More than 800 people have been killed and over 150,000 others have been displaced since fighting broke out over the Jebel Amer gold mine in North Darfur in January of this year.
Darfur, a region of western Sudan, has suffered ten years of severe humanitarian crises since war broke out between Sudanese government forces and the non-Arab indigenous population in 2003. Ethnic and political forces have driven the conflict throughout most of the decade but increasingly the violence and instability stems from turf wars over gold.
Once united Arab tribes have “turned against each other in the scramble for material wealth. Rebel groups that oppose the government also want the metal.”
The 2012 Darfur death toll as a result of fighting over gold was “more than double” the total number of people killed in other conflicts between tribes, rebels and the army.
More than 200,000 Darfuris have been killed and roughly 2 million have been pushed out of their homes since 2003.
2 Comments
Todd
Work together and share it, use your resources and abilities for good. We are all cousins.
Robert_S_Stewart
This is pathetically shallow and bad reporting.
Sudan was never just a country of quarreling Arab tribes for the past 2000 years. Gold from Sudan was the first ever found, mined and supplied to Cleopatra and Nefertiti 3000 years ago. It came from the Southern part of the country dominated by Black African, Christian Nilotic tribes dating back 2000 years ago to the earliest spread of Coptic Christianity and much earlier.
The gold then spread around the Mediterranean lands and Europe to be the first currencies for most nations. But the country of Sudan is split between Northern Arab Moslems (Khartoum) and Southern Black Nilotic Christians (Juba).
For that reason it formally split in two on July 8th, 2010 following a 40 year civil war, millions dead and thousands of years of genocide from the North. British colonialism of the Anglo-Egyptian Sudan did little to defend or protect the Southerners who dwelled in extreme poverty and deprivation throughout the whole of British rule.
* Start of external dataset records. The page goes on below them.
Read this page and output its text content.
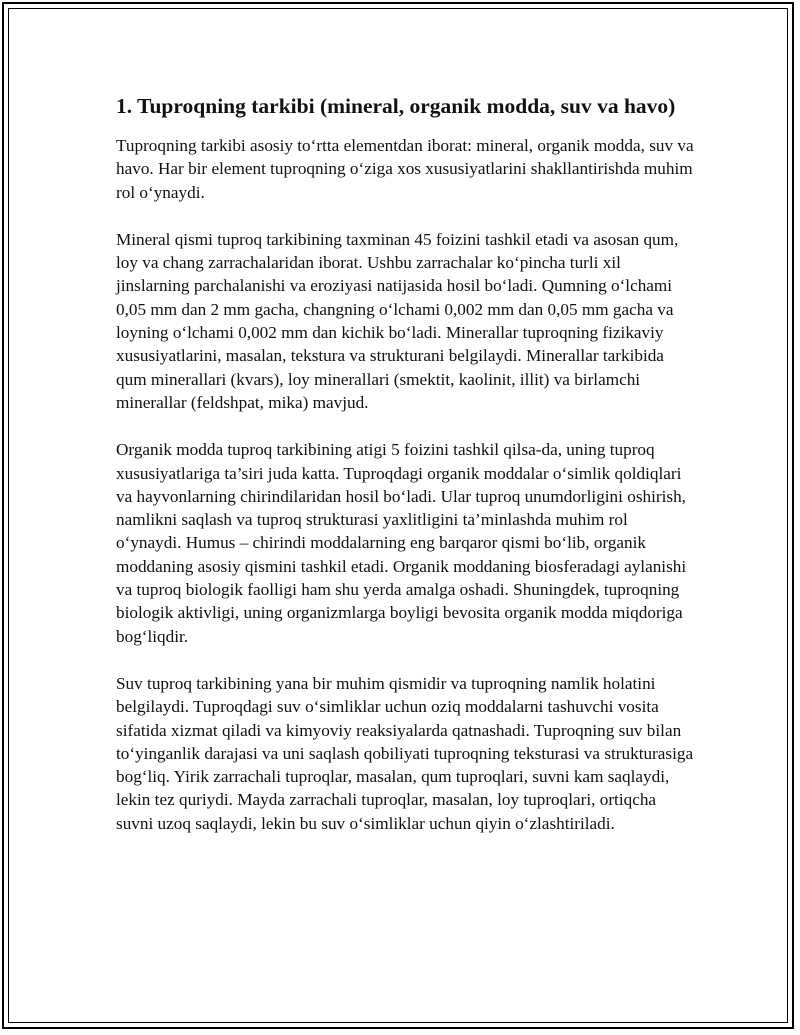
1. Tuproqning tarkibi (mineral, organik modda, suv va havo)

Tuproqning tarkibi asosiy to‘rtta elementdan iborat: mineral, organik modda, suv va havo. Har bir element tuproqning o‘ziga xos xususiyatlarini shakllantirishda muhim rol o‘ynaydi.

Mineral qismi tuproq tarkibining taxminan 45 foizini tashkil etadi va asosan qum, loy va chang zarrachalaridan iborat. Ushbu zarrachalar ko‘pincha turli xil jinslarning parchalanishi va eroziyasi natijasida hosil bo‘ladi. Qumning o‘lchami 0,05 mm dan 2 mm gacha, changning o‘lchami 0,002 mm dan 0,05 mm gacha va loyning o‘lchami 0,002 mm dan kichik bo‘ladi. Minerallar tuproqning fizikaviy xususiyatlarini, masalan, tekstura va strukturani belgilaydi. Minerallar tarkibida qum minerallari (kvars), loy minerallari (smektit, kaolinit, illit) va birlamchi minerallar (feldshpat, mika) mavjud.

Organik modda tuproq tarkibining atigi 5 foizini tashkil qilsa-da, uning tuproq xususiyatlariga ta’siri juda katta. Tuproqdagi organik moddalar o‘simlik qoldiqlari va hayvonlarning chirindilaridan hosil bo‘ladi. Ular tuproq unumdorligini oshirish, namlikni saqlash va tuproq strukturasi yaxlitligini ta’minlashda muhim rol o‘ynaydi. Humus – chirindi moddalarning eng barqaror qismi bo‘lib, organik moddaning asosiy qismini tashkil etadi. Organik moddaning biosferadagi aylanishi va tuproq biologik faolligi ham shu yerda amalga oshadi. Shuningdek, tuproqning biologik aktivligi, uning organizmlarga boyligi bevosita organik modda miqdoriga bog‘liqdir.

Suv tuproq tarkibining yana bir muhim qismidir va tuproqning namlik holatini belgilaydi. Tuproqdagi suv o‘simliklar uchun oziq moddalarni tashuvchi vosita sifatida xizmat qiladi va kimyoviy reaksiyalarda qatnashadi. Tuproqning suv bilan to‘yinganlik darajasi va uni saqlash qobiliyati tuproqning teksturasi va strukturasiga bog‘liq. Yirik zarrachali tuproqlar, masalan, qum tuproqlari, suvni kam saqlaydi, lekin tez quriydi. Mayda zarrachali tuproqlar, masalan, loy tuproqlari, ortiqcha suvni uzoq saqlaydi, lekin bu suv o‘simliklar uchun qiyin o‘zlashtiriladi.
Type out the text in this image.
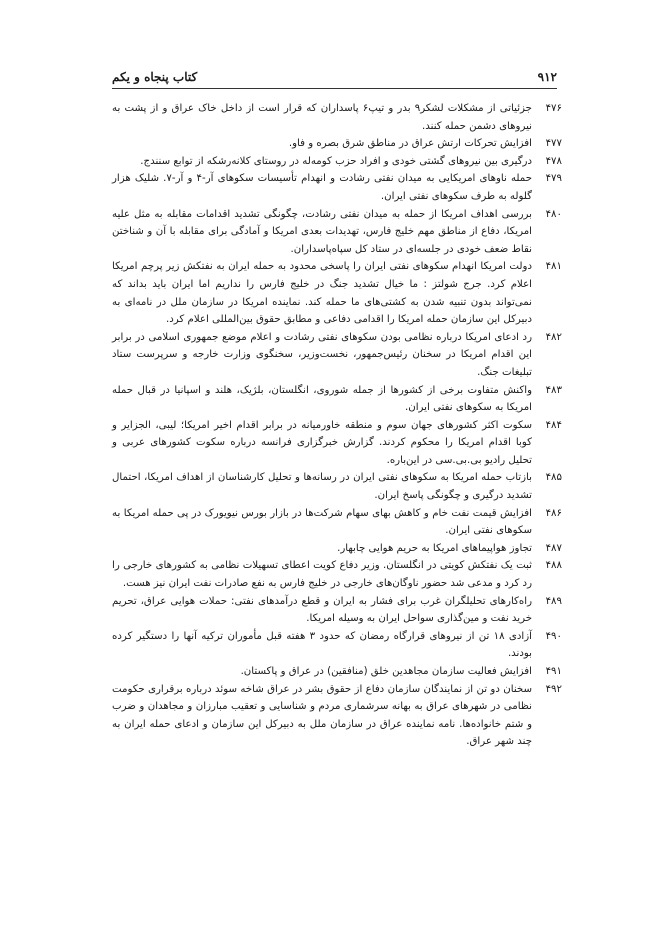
۹۱۲
کتاب پنجاه و یکم
۴۷۶
جزئیاتی از مشکلات لشکر۹ بدر و تیپ۶ پاسداران که قرار است از داخل خاک عراق و از پشت به نیروهای دشمن حمله کنند.
۴۷۷
افزایش تحرکات ارتش عراق در مناطق شرق بصره و فاو.
۴۷۸
درگیری بین نیروهای گشتی خودی و افراد حزب کومه‌له در روستای کلانه‌رشکه از توابع سنندج.
۴۷۹
حمله ناوهای امریکایی به میدان نفتی رشادت و انهدام تأسیسات سکوهای آر-۴ و آر-۷. شلیک هزار گلوله به طرف سکوهای نفتی ایران.
۴۸۰
بررسی اهداف امریکا از حمله به میدان نفتی رشادت، چگونگی تشدید اقدامات مقابله به مثل علیه امریکا، دفاع از مناطق مهم خلیج فارس، تهدیدات بعدی امریکا و آمادگی برای مقابله با آن و شناختن نقاط ضعف خودی در جلسه‌ای در ستاد کل سپاه‌پاسداران.
۴۸۱
دولت امریکا انهدام سکوهای نفتی ایران را پاسخی محدود به حمله ایران به نفتکش زیر پرچم امریکا اعلام کرد. جرج شولتز : ما خیال تشدید جنگ در خلیج فارس را نداریم اما ایران باید بداند که نمی‌تواند بدون تنبیه شدن به کشتی‌های ما حمله کند. نماینده امریکا در سازمان ملل در نامه‌ای به دبیرکل این سازمان حمله امریکا را اقدامی دفاعی و مطابق حقوق بین‌المللی اعلام کرد.
۴۸۲
رد ادعای امریکا درباره نظامی بودن سکوهای نفتی رشادت و اعلام موضع جمهوری اسلامی در برابر این اقدام امریکا در سخنان رئیس‌جمهور، نخست‌وزیر، سخنگوی وزارت خارجه و سرپرست ستاد تبلیغات جنگ.
۴۸۳
واکنش متفاوت برخی از کشورها از جمله شوروی، انگلستان، بلژیک، هلند و اسپانیا در قبال حمله امریکا به سکوهای نفتی ایران.
۴۸۴
سکوت اکثر کشورهای جهان سوم و منطقه خاورمیانه در برابر اقدام اخیر امریکا؛ لیبی، الجزایر و کوبا اقدام امریکا را محکوم کردند. گزارش خبرگزاری فرانسه درباره سکوت کشورهای عربی و تحلیل رادیو بی.بی.سی در این‌باره.
۴۸۵
بازتاب حمله امریکا به سکوهای نفتی ایران در رسانه‌ها و تحلیل کارشناسان از اهداف امریکا، احتمال تشدید درگیری و چگونگی پاسخ ایران.
۴۸۶
افزایش قیمت نفت خام و کاهش بهای سهام شرکت‌ها در بازار بورس نیویورک در پی حمله امریکا به سکوهای نفتی ایران.
۴۸۷
تجاوز هواپیماهای امریکا به حریم هوایی چابهار.
۴۸۸
ثبت یک نفتکش کویتی در انگلستان. وزیر دفاع کویت اعطای تسهیلات نظامی به کشورهای خارجی را رد کرد و مدعی شد حضور ناوگان‌های خارجی در خلیج فارس به نفع صادرات نفت ایران نیز هست.
۴۸۹
راه‌کارهای تحلیلگران غرب برای فشار به ایران و قطع درآمدهای نفتی: حملات هوایی عراق، تحریم خرید نفت و مین‌گذاری سواحل ایران به وسیله امریکا.
۴۹۰
آزادی ۱۸ تن از نیروهای قرارگاه رمضان که حدود ۳ هفته قبل مأموران ترکیه آنها را دستگیر کرده بودند.
۴۹۱
افزایش فعالیت سازمان مجاهدین خلق (منافقین) در عراق و پاکستان.
۴۹۲
سخنان دو تن از نمایندگان سازمان دفاع از حقوق بشر در عراق شاخه سوئد درباره برقراری حکومت نظامی در شهرهای عراق به بهانه سرشماری مردم و شناسایی و تعقیب مبارزان و مجاهدان و ضرب و شتم خانواده‌ها. نامه نماینده عراق در سازمان ملل به دبیرکل این سازمان و ادعای حمله ایران به چند شهر عراق.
The situation hasn’t changed much today with corruption, disease, poverty and tribal wars amongst black groups now the rule of the day. They were pathetically prepared for independence and the miss-rule continues unabated.
Darfur is still stuck in the Northern half of the country while its population is predominantly Southern, Black and Christian.
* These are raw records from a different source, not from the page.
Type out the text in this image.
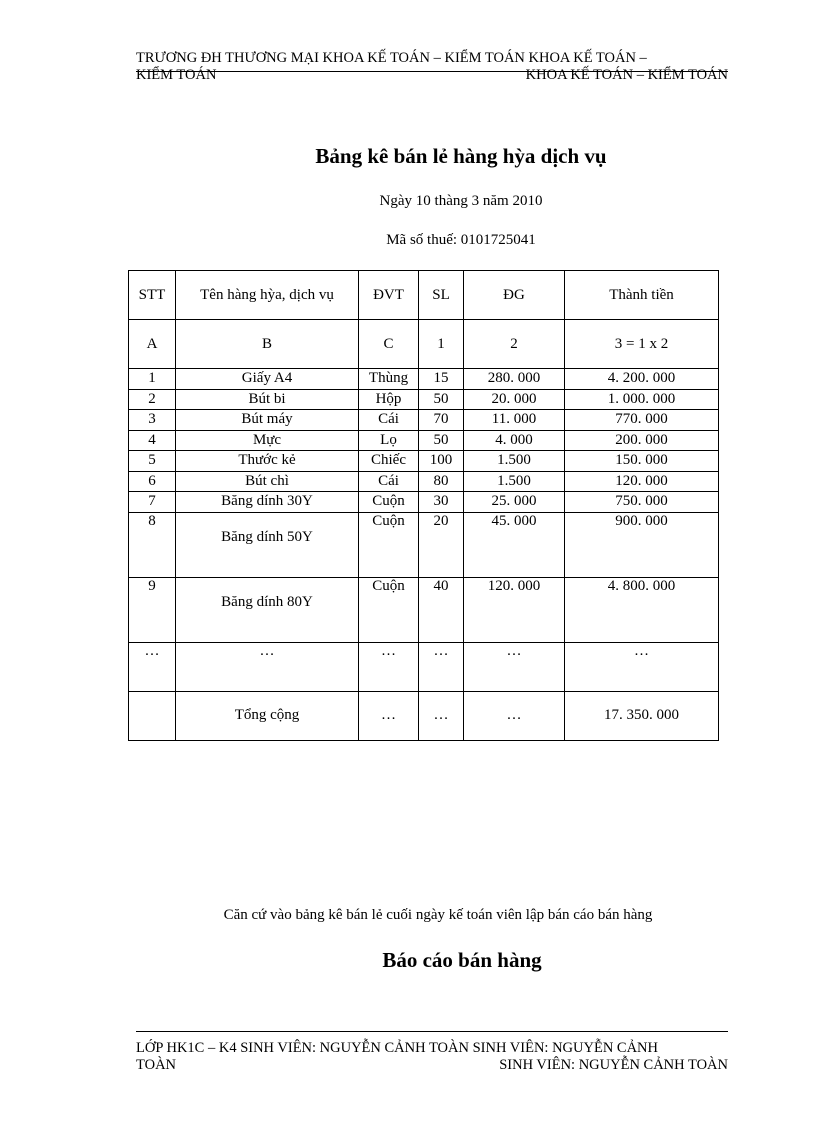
TRƯƠNG ĐH THƯƠNG MẠI KHOA KẾ TOÁN – KIỂM TOÁN KHOA KẾ TOÁN –
KIỂM TOÁN	KHOA KẾ TOÁN – KIỂM TOÁN
Bảng kê bán lẻ hàng hỳa dịch vụ
Ngày 10 thàng 3 năm 2010
Mã số thuế: 0101725041
STT	Tên hàng hỳa, dịch vụ	ĐVT	SL	ĐG	Thành tiền
A	B	C	1	2	3 = 1 x 2
1	Giấy A4	Thùng	15	280. 000	4. 200. 000
2	Bút bi	Hộp	50	20. 000	1. 000. 000
3	Bút máy	Cái	70	11. 000	770. 000
4	Mực	Lọ	50	4. 000	200. 000
5	Thước kẻ	Chiếc	100	1.500	150. 000
6	Bút chì	Cái	80	1.500	120. 000
7	Băng dính 30Y	Cuộn	30	25. 000	750. 000
8	Băng dính 50Y	Cuộn	20	45. 000	900. 000
9	Băng dính 80Y	Cuộn	40	120. 000	4. 800. 000
…	…	…	…	…	…
	Tổng cộng	…	…	…	17. 350. 000
Căn cứ vào bảng kê bán lẻ cuối ngày kế toán viên lập bán cáo bán hàng
Báo cáo bán hàng
LỚP HK1C – K4 SINH VIÊN: NGUYỄN CẢNH TOÀN SINH VIÊN: NGUYỄN CẢNH
TOÀN	SINH VIÊN: NGUYỄN CẢNH TOÀN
For this reason it has been subjected to on-going domination by Khartoum, genocide and murder for the past 2000 years. Did you ever notice the Black slaves in all the Masters paintings of the Lower Nile Egyptians in the London Museums? South Sudanese Nubians.
Someone in the Mining.com editorial department forgot his history lessons. Knowing the details of this history, one can make intelligent differentiations between investing in a gold mine is Sudan (not advisable) against investing in South Sudan.
This is the world’s newest country (Capitol – Juba) with substantial gold, uranium deposits and petroleum reserves that rival Saudi Arabia. See the South Sudan Master Plan (http://www.interopag.com).
While better prospects and more interesting for many reasons, it still takes a strong-willed and adventurous spirit to push back this frontier state mired in a history of blood and excruciating poverty. There is no infrastructure, energy or transport. Government management is deplorably poor.
The only part of Sir Cecil Rhodes Cape Town-to-Cairo Railway that wasn’t completed to access the early found gold mines, was South Sudan. Any white man who ventured into the area 150 years ago was never seen again. All that gold is still sitting in the ground.